7 Gedanken zu „Das letzte bisschen lebendiger Simon; Heldenupdate

  1. Mein erster Gedanke, wie wunderbar ist das denn. Da hat ein kluger, beinahe weiser junger Mann vorgesorgt. Ein Geschenk an Dich, eine Hoffnung für ihn. In Dir, in dem Kind weiterzuleben. Du bist noch jung und Du könntest noch Kinder bekommen, was hindert Dich. Angst, vor allen Eventualitäten, (Katastrophen jeglicher Art, Krankheiten, Existenzängste, Versagensängste etc).
    Wenn es Liebe ist, war, warum nicht dieses Erbe annehmen. Denn es ist das einzige wirkliche Erbe, welches Dir gegeben wird. Eine Kostbarkeit. Sich nie mehr bietendes Angebot.
    Ich kenne Deinen Brief an Dein verlorenes Kind. Als ich es las, erfasste ich Dein Talent, Gefühle auszudrücken/ mitzuteilen. Ja, ich kann verstehen, das Du haderst, aber dieses Leben will gelebt sein und nur Du bist die Auserwählte.
    Was immer geschieht, Dein Schicksal bestimmt Du nicht. Es geschieht.
    Hilde

  2. Puh, ich hab den Text jetzt ein paar Mal gelesen und gegrübelt. Ich kann gut verstehen, dass du die Samen nicht einsetzen möchtesT. Ich weiß grad nicht was man da raten oder vorschlagen kann. Diese Entscheidung kannst nur du fällen. Aber im Moment glaub ich, ist nicht der richtige Zeitpunkt. Klar ist es auch weiter eine finanzielle Belastung mehr, aber ich denke die Zeit der Trauer und eure Selbstfindung ins Leben 2.0 stehen erstmal im Vordergrund. Lasse dir also noch etwas Zeit mit der Entscheidung, was mit diesem “ Schatz“ passiert.
    Fühl dich gedrückt Heldenmama 🌻🎈

  3. Liebe Ines,
    Zweifel nicht an deiner Entscheidung Simon Flügel geschenkt zu haben. Du weißt im tiefsten Inneren, dass es das richtige für euch alle war. Es schmerzt und es wird noch eine ganze Weile schmerzen, aber er wird erträglicher werden. Irgendwann kommt der Tag an dem du auch über den restlichen lebendigen Teil von Simon entscheiden kannst. Und egal wie du dich entscheidest, es wird richtig sein.
    Fühlt euch ganz doll gedrückt unbekannter Weise. Michaela

  4. Ich muss sagen, ich bin doch sehr irritiert über die vielen Kommentare besonders auf FB, in denen es um die Entscheidung für oder gegen den Versuch ein 3. Kind zu bekommen geht… Ich lese aus Deinen Zeilen – anders als viele andere scheinbar – klar heraus, dass der Einsatz dieser Zellen um ein weiteres Kind zu bekommen, momentan und auch später überhaupt nicht zur Debatte steht, sondern es Dir lediglich um die Frage und die sehr emotionale Entscheidung geht, wie/wann diese Zellen vernichtet werden. Gibt es nicht eine Möglichkeit, sich dieses „Material“ irgendwie aushändigen zu lassen und es bei Simon unter dem Baum zu begraben? Wie auch immer Du Dich entscheidest, lass Dir Zeit damit! Weiterhin alles Gute für Dich!

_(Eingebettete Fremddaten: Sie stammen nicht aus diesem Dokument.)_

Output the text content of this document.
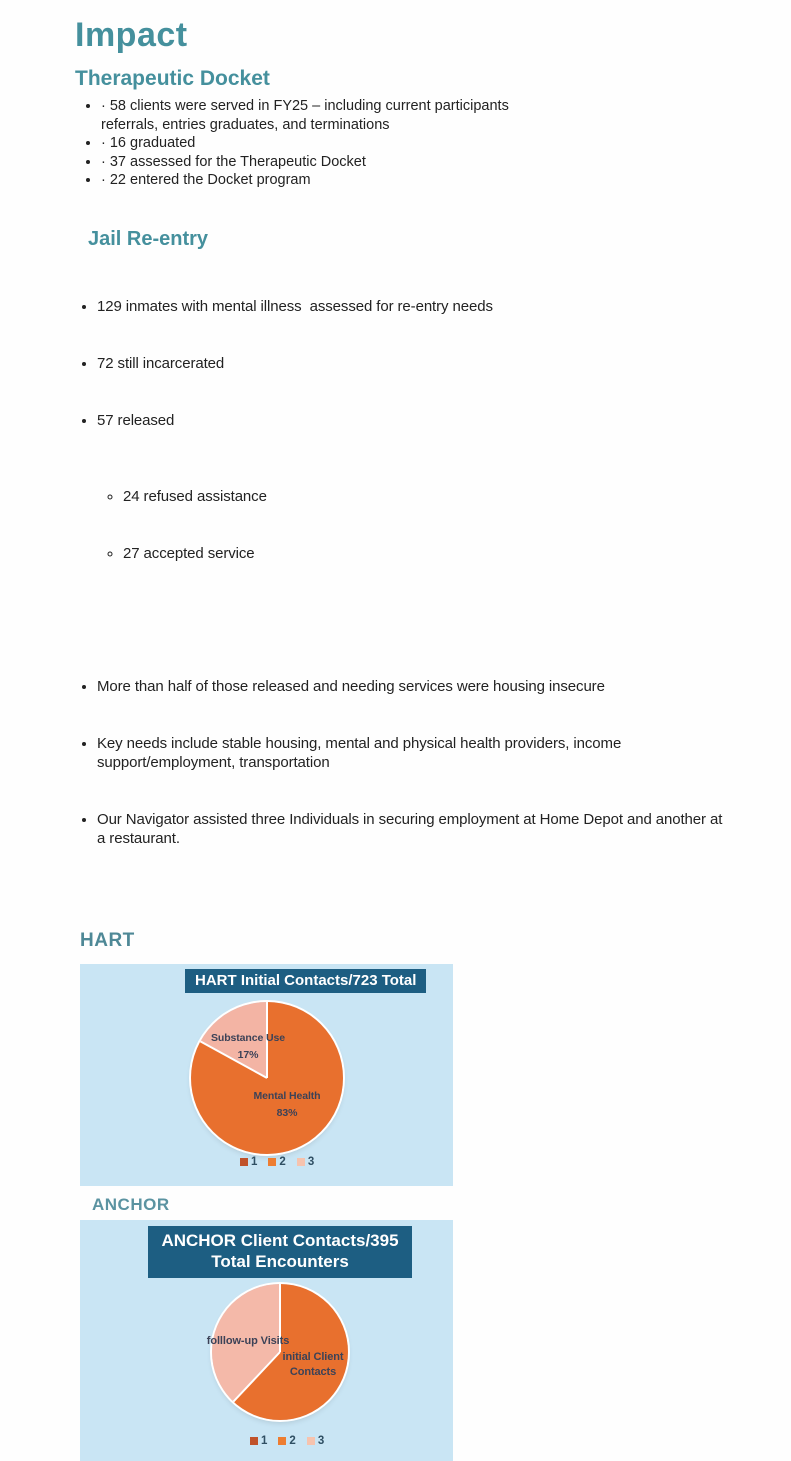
Impact
Therapeutic Docket
• · 58 clients were served in FY25 – including current participants referrals, entries graduates, and terminations
• · 16 graduated
• · 37 assessed for the Therapeutic Docket
• · 22 entered the Docket program
Jail Re-entry

• 129 inmates with mental illness  assessed for re-entry needs

• 72 still incarcerated

• 57 released

◦ 24 refused assistance

◦ 27 accepted service

• More than half of those released and needing services were housing insecure

• Key needs include stable housing, mental and physical health providers, income support/employment, transportation

• Our Navigator assisted three Individuals in securing employment at Home Depot and another at a restaurant.

HART
HART Initial Contacts/723 Total
Substance Use
17%
Mental Health
83%
1 2 3
ANCHOR
ANCHOR Client Contacts/395 Total Encounters
folllow-up Visits
initial Client Contacts
1 2 3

    1. Ich sehe es genauso, ich kann da auch nirgendwo einen eventuellen Kinderwunsch herauslesen. Ich finde esehrlich gesagt schon fast etwas übergriffig, das zu behaupten und – wenn auch mit gutem Willen – dazu zu drängen.
      Ich glaub, das wäre nicht gut jetzt…

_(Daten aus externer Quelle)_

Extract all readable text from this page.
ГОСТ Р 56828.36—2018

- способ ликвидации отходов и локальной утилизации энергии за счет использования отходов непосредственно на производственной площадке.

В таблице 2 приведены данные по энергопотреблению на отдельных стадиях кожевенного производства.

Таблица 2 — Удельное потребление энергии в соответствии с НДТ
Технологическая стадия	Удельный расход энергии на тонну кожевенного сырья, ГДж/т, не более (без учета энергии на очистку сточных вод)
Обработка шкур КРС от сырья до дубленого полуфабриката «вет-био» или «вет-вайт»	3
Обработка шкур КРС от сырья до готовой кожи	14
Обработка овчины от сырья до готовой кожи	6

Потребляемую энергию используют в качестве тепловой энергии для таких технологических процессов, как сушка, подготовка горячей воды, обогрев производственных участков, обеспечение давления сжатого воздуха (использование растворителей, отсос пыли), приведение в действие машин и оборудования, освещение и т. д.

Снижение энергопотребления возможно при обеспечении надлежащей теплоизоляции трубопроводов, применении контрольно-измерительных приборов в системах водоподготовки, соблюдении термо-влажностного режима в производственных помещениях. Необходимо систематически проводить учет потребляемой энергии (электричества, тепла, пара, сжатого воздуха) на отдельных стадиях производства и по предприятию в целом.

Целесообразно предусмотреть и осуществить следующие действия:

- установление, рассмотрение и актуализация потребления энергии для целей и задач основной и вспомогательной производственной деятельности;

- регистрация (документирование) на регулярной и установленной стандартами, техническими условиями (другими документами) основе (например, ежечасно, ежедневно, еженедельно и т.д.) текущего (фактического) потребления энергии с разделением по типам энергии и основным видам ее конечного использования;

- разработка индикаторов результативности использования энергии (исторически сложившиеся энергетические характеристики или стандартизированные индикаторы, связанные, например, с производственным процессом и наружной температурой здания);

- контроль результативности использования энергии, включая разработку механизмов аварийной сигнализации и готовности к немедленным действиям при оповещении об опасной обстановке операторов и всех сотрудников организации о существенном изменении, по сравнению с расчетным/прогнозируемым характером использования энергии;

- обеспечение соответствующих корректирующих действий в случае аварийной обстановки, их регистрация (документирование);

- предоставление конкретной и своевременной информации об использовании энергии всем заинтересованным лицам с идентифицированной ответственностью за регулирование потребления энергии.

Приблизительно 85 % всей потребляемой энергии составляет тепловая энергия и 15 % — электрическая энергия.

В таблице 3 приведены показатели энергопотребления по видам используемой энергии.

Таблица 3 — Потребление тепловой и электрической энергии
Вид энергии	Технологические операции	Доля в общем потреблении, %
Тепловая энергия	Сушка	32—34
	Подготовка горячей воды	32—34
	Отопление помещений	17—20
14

    2. Ich glaube, dass mit der Herausgabe kann schon schwierig werden. Es gab da mal einen ähnlichen Fall (allerdings mit Kinderwunsch) , da hat die Klinik die Herausgabe abgelehnt und das wurde auch gerichtlich bestätigt. Aber vielleicht würde es über den Bestatter ausgehändigt werden können?

  5. Du hast mal in einen Post geschrieben , das es für Simon eine Erleichterung sein wird , wenn er über Kunibert siegt. Genau das , hast du ihn mit deinen Unterschriften ermöglicht, keine Schmerzen , keine Behandlungen und kein Krankenhaus mehr . Auch wenn es schwer ist , bitte zweifel nicht an deiner Entscheidung . Was weiter mit den lebendigen Zellen von Simon passiert… auch wenn du sie nicht mehr brauchst, sind sie doch ein Teil von ihm und es ist deine Entscheidung was du damit machst . Lass dir Zeit mit der Entscheidung , ob die Zellen vernichtet werden sollen oder nicht.